May 21, 2014

Dvorak: Violin Concerto (CD review)

Also, Piano Quintet. Sarah Chang, violin; Leif Ove Andsnes, piano. Sir Colin Davis, London Symphony Orchestra. EMI 7243 5 57521 2 3.

Sarah Chang's recording of Dvorak's Violin Concerto with Sir Colin Davis and the LSO has been around for more than a decade now and remains one of the best versions currently before the public. It may not be the absolute best ever (my own favorite is still Perlman's mid-Seventies release with Daniel Barenboim, also with the LSO), but it's close. Different but close.

If there can be such a thing as a feminine approach to a work, that's the difference between this 2001 recording and Perlman's. The Dvorak Violin Concerto is a composition of startling contrasts, yet Chang and Perlman approach them differently. Dvorak meant the first movement to sound somewhat melancholy, almost bittersweet, yet Chang makes it more lyrical, more lilting, more ethereal, while Perlman, still mercurial, seems more granite solid. In the second, slow movement, Dvorak turns his piece into a ballad, interrupted only occasionally by turbulent outbursts, and again it's in these outbursts that Perlman appears slightly more in command. The final movement finds Dvorak returning to his roots in Czech folk music, and here it's a toss-up between Chang and Perlman as to which artist is more idiomatic and which conductor, Sir Colin Davis or Daniel Barenboim, is more supportive and sprightly. Both sets of musicians are certainly very fine, warm and powerful throughout, Ms. Chang dancing through the finale with sensitivity, exuberance, and strength.
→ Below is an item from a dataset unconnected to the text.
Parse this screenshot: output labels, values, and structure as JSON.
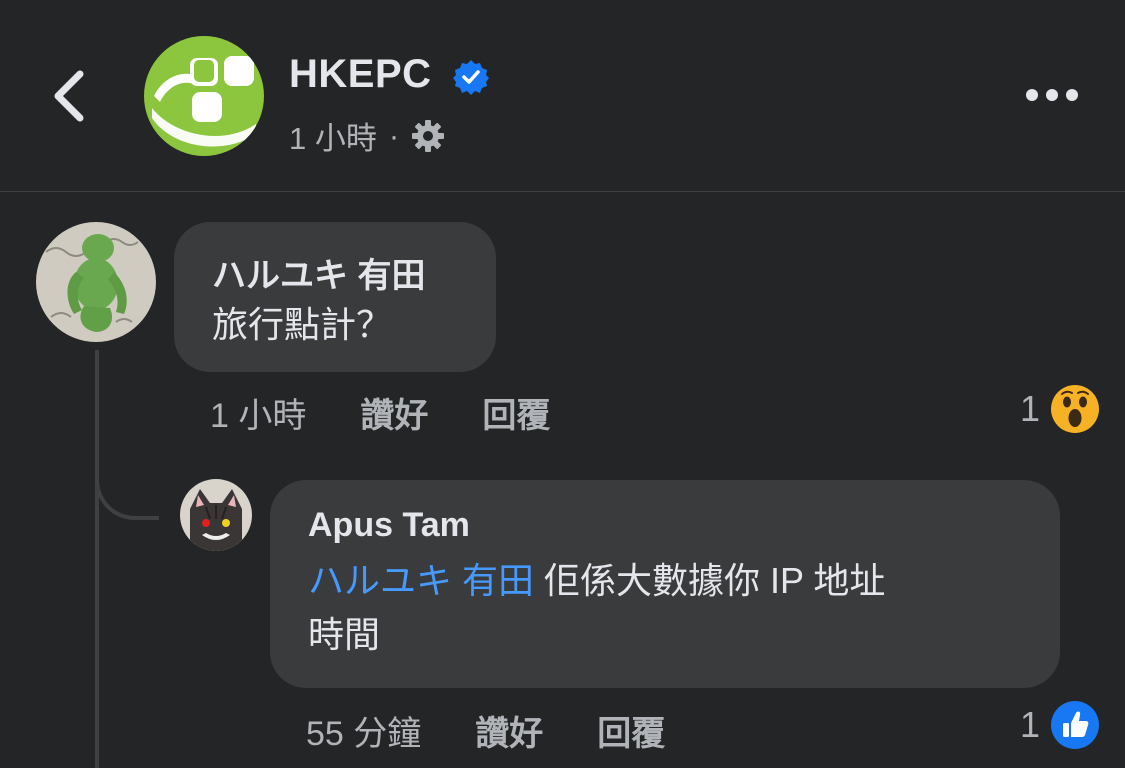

The coupling on Chang's disc is Dvorak's Piano Quintet, although to be fair the violin seems always at center stage. It's a long chamber work that's all over the map thematically from exquisitely beautiful poetry to raging storms and everything in between. The group Ms. Chang performs with--Leif Ove Andsnes, piano; Alexander Kerr, violin; Wolfgang Christ, viola; and Georg Faust, cello--sound like they have been playing together forever, their unity is so complete. The Quintet is one of Dvorak's most-popular works and deservedly so, especially when you hear this group perform it. It may not be the best recorded account available, that is primarily a matter of taste, but like the Concerto it is surely among the best.

As far as concerns the sound, EMI (now Warner Classics) recorded the music in June 2001 at  Watford Colosseum, London and gave both pieces on the disc a fairly decent image balance, the violin in the Concerto never too dominant as it is in EMI's earlier recording with Perlman where the soloist is well forward. However, the Chang recording emphasizes the high end more than the older Perlman disc did, making the sound of the Chang version appear thinner, lighter, and brighter. Fortunately, it's not entirely objectionable and, in fact, may even serve to more greatly emphasize the lighter, gentler approach I mentioned earlier that Ms. Chang brings to the Concerto. In all, it's a lovely enough recording.